The policeman from Iten’s travel plans were thoroughly upset this week when thieves sneaked into his car and made away with the runner’s personal effects, including his precious passport, delaying his travel to London where he will be seeking to reclaim the title he won two years ago in the iconic race’s second fastest time ever.
Kipsang acquired a new passport and United Kingdom visa in record time and was on the flight to London last night, shaken but not shattered. No arrests have been made.
“What happened was unfortunate, but I’m ok now and all set for Sunday’s race despite this major hiccup,” Kipsang, 32, said yesterday before taking his flight to the marathon venue, where he will be seeking to improve his 2012 winning time of two hours, 40 minutes and 44 seconds, which was just four seconds shy of course record-holder Emmanuel Mutai’s 2:04.40.
Kipsang shattered compatriot Patrick Makau’s world record at last year’s Berlin Marathon, setting a new mark of 2:03.23 and will, on Sunday, line up against the best ever field assembled for a marathon race.
His manager, Dutchman Gerard van de Veen of Volare Sports, said from London that the passport hitch meant that Kipsang had to delay his travel for two days.
“He was scheduled to travel on Monday, but because of the stolen passport, all our plans had to change,” van de Veen said from Amsterdam’s Schiphol Airport on Wednesday as he headed to London.
“Yesterday (Tuesday) he had to travel from Iten to Nairobi and back, which interfered with his training programme, but I hope it will not affect him too much on Sunday.”
The irony in the entire episode is that Kipsang is a policeman and Iten is one of Kenya’s safest towns and home to most of the country’s world-beating athletes and such incidents as theft are virtually unheard of.
HIGH ALTITUDE TRAINING
Iten’s enviable safety record is one on the reasons behind Great Britain’s Athletics Performance Director Neil Black’s decision to set up a high performance centre in the town for British distance running stars, including World and Olympic champion Mo Farah, who was in Iten on a four-month training programme that ended last Monday at the High Altitude Training Centre.
Kipsang shares the same management at Volare Sports with one of his fiercest rivals in London on Sunday, Kenya’s New York Marathon champion Geoffrey Mutai, but van de Veen believes such “sibling” rivalry could most probably push the race to a world record.

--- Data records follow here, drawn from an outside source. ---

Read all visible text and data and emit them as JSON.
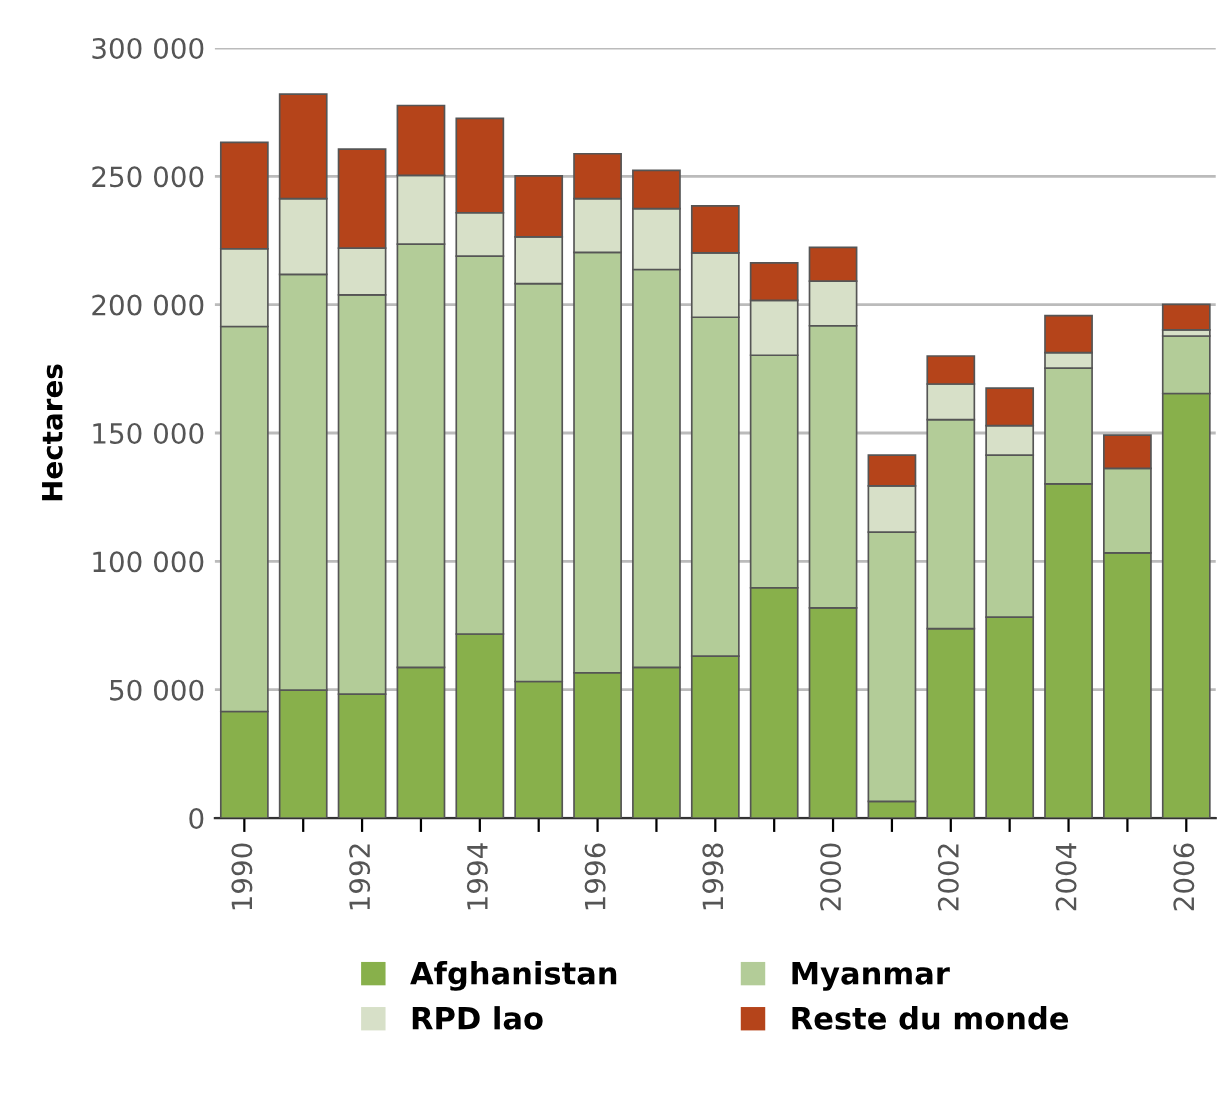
{
  "chart_data": {
    "type": "bar",
    "stacked": true,
    "ylabel": "Hectares",
    "categories": [
      "1990",
      null,
      "1992",
      null,
      "1994",
      null,
      "1996",
      null,
      "1998",
      null,
      "2000",
      null,
      "2002",
      null,
      "2004",
      null,
      "2006"
    ],
    "series": [
      {
        "name": "Afghanistan",
        "color": "#88b04b",
        "values": [
          41500,
          49800,
          48300,
          58700,
          71700,
          53200,
          56600,
          58700,
          63100,
          89700,
          81900,
          6500,
          73800,
          78300,
          130200,
          103300,
          165400
        ]
      },
      {
        "name": "Myanmar",
        "color": "#b3cc98",
        "values": [
          150000,
          162000,
          155500,
          164900,
          147200,
          155000,
          163800,
          155000,
          132000,
          90600,
          109900,
          104900,
          81400,
          63100,
          45100,
          32900,
          22400
        ]
      },
      {
        "name": "RPD lao",
        "color": "#d7e0c8",
        "values": [
          30300,
          29500,
          18200,
          26800,
          16900,
          18200,
          20900,
          23700,
          25100,
          21400,
          17400,
          18000,
          13900,
          11500,
          6000,
          null,
          2400
        ]
      },
      {
        "name": "Reste du monde",
        "color": "#b5441a",
        "values": [
          41400,
          40700,
          38600,
          27200,
          36800,
          23800,
          17500,
          14900,
          18300,
          14600,
          13100,
          12000,
          10900,
          14600,
          14400,
          13000,
          9900
        ]
      }
    ],
    "ylim": [
      0,
      300000
    ],
    "yticks": [
      0,
      {
        "value": 50000,
        "label": "50 000"
      },
      {
        "value": 100000,
        "label": "100 000"
      },
      {
        "value": 150000,
        "label": "150 000"
      },
      {
        "value": 200000,
        "label": "200 000"
      },
      {
        "value": 250000,
        "label": "250 000"
      },
      {
        "value": 300000,
        "label": "300 000"
      }
    ],
    "grid": "y",
    "legend": "bottom"
  }
}
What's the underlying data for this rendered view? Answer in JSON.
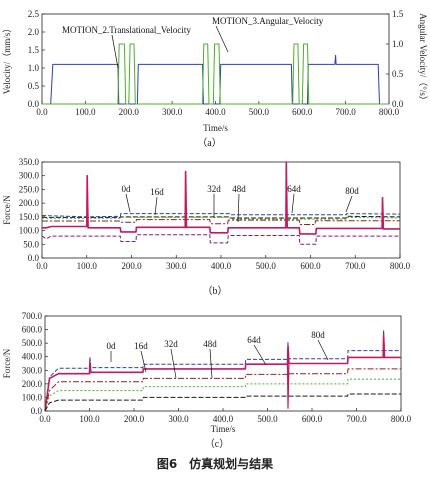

Technically speaking, the pace agreed upon between the athletes, managers and organisers is that the lead group, pulled by the pacemakers, should hit the halfway mark in 61 minutes and 45 seconds, which is just 15 seconds slower than the schedule at last year’s Berlin Marathon when Kipsang broke the world mark of 2:03.23.
“But then in Berlin, the pace slowed down a bit in the second half of the race before picking up, so if it’s a stable pace on Sunday, the weather is good and the pacemakers do a good job, then a world record is possible — a world record is never bought, it is made!” van de Veen said.
Besides Kipsang and Mutai, the Virgin Money-sponsored London Marathon has attracted a stellar field that includes defending champion Tsegaye Kebede of Ethiopia, course record-holder Emmanuel Mutai, Uganda’s World and Olympic champion Stephen Kiprotich and Farah who will be making his debut over the 42-kilometre distance.